冬うらら~猫と起爆スイッチ~

 この味をなくしてしまおうと、立ち上がった彼は洗面所に向かう。

 歯ブラシを口に突っ込んだまま、部屋に戻ってくる。

 洗面所の方が寒いのだ。

 その時、庭の方が騒がしくなった。

 落ち着かない犬の吠え声が、何度も何度も繰り返されるのである。

 カイトは――犬が嫌いだ。
 特に吠える犬など、大嫌いである。

 おまけに、小型犬特有の金切り声のような吠え方だ。
 カイトの神経に突き刺さる。

 きっと、どこからか庭に迷い込んだのだろう。

 犬嫌いの彼のところに来るなど、いい度胸である。

 イライラしていたカイトは、ガシガシと歯を磨きながら、窓辺に立った。
 外は寒いだろうに、まったくもってこたえている様子のない小さな犬。

 そいつが、庭を飛び跳ねながら吠えていた。

 ノーテンキそのものな様子だ。

 寒さも省みずに、窓を開けた。

 一発怒鳴って追い払おうと思ったのだ。

 しかし、内心で舌打ちする。

 いま歯ブラシをくわえていたことを思い出したのだ。

 歯ブラシを取ったとしても、口の中は泡立っているのである。

 どうすべきか迷った一瞬、空白時間があった。

「しーっ! お願い、静かにしてー」

 だから、下の方からの小さな声を聞くことが出来たのだ。

 ドキッとした。

 その声は、間違いなくメイのものだったのである。

「お願い…ご飯の残りをあげるから…ね?」

 彼女の姿は見えない。

 一階のどこかの部屋の窓を開けてか、もしくは調理場の勝手口の辺りにいるのだろう。

 犬は、ちぎれんばかりにシッポを振って、声の方へかけていく。

「お願いだから…静かにしてね。
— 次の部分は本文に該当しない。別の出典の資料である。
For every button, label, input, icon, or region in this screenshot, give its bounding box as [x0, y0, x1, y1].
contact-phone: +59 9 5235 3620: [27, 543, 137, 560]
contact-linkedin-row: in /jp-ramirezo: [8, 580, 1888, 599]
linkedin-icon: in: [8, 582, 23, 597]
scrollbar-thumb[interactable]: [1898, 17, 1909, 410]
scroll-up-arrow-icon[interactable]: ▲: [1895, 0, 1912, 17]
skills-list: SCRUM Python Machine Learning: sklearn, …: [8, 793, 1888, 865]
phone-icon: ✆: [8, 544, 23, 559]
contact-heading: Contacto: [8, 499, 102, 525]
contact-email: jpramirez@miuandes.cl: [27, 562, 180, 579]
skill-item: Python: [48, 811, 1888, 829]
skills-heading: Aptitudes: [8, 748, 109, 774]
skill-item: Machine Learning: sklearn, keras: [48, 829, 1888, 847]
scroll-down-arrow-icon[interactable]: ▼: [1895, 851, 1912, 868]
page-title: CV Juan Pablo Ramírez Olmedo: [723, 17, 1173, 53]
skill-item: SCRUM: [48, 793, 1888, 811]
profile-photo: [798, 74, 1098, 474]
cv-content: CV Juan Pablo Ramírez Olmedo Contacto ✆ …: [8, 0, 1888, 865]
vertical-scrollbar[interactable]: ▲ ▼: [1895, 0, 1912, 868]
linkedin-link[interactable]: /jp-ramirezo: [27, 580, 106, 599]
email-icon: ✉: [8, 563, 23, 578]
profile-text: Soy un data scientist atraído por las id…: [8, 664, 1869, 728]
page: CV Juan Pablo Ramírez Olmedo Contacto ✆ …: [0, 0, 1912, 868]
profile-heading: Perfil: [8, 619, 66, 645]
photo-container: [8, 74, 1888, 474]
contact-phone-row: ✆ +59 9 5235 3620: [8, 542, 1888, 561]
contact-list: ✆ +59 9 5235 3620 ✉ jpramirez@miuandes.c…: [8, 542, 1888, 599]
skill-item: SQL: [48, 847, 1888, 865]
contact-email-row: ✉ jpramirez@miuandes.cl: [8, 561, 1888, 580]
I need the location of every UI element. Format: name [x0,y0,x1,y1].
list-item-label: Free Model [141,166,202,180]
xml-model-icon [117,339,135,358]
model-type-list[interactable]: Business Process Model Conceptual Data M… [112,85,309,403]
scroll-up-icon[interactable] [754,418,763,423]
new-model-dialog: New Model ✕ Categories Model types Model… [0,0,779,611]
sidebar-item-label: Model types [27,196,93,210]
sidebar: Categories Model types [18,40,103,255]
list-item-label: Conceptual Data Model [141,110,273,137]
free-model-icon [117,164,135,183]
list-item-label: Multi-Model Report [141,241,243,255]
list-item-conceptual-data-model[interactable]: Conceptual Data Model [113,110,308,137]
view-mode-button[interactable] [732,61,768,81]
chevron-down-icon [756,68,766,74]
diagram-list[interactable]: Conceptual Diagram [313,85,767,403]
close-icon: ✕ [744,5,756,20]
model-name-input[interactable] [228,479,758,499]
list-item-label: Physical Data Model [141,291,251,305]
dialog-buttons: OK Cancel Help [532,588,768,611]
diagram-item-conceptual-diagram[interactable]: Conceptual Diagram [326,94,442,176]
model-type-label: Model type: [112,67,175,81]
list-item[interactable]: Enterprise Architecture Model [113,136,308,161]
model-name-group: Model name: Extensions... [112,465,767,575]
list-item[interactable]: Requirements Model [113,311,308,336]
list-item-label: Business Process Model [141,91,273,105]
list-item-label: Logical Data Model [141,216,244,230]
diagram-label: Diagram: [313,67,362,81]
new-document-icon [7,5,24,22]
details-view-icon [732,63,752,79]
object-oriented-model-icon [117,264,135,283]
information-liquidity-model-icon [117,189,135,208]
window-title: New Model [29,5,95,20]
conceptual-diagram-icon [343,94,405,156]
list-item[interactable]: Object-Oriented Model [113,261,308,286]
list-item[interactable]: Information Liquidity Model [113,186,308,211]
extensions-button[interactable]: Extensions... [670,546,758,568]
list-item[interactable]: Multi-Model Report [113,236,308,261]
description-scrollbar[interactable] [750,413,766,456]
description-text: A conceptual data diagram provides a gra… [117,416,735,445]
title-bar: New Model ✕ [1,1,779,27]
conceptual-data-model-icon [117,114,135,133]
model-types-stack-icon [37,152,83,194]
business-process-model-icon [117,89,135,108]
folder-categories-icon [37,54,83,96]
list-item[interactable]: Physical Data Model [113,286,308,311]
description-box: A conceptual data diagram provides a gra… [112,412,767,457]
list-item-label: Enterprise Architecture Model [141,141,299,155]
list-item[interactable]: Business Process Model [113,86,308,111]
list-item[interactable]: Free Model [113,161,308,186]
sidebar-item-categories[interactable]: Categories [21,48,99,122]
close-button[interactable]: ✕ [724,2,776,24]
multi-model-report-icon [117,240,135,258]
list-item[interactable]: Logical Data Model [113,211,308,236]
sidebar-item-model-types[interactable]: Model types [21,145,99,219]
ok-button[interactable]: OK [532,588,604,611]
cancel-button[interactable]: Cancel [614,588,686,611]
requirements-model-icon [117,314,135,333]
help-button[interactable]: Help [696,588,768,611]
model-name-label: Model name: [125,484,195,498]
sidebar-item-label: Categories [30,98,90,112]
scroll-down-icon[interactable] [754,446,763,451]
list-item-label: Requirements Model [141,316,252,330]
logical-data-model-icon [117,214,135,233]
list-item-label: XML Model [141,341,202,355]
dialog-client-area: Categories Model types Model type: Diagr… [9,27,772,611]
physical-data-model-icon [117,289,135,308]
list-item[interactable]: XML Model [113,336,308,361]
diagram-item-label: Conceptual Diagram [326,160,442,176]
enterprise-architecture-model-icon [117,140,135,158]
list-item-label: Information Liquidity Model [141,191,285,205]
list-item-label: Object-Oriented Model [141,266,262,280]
まだ眠ってる人がいるの…吠えないでね」

 なだめすかすような声だ。

 しばらくすると、再びカイトの視界に犬は現れたものの、もう吠えることはなくどこかへ消えてしまった。

 カイトは。

 歯ブラシをくわえたまま、立ちつくしていた。

 身体が一気に冷えていくことも気づかずに、ぼーっとそこにいた。

 また。

 一つ、胸に石が積まれたのが分かった。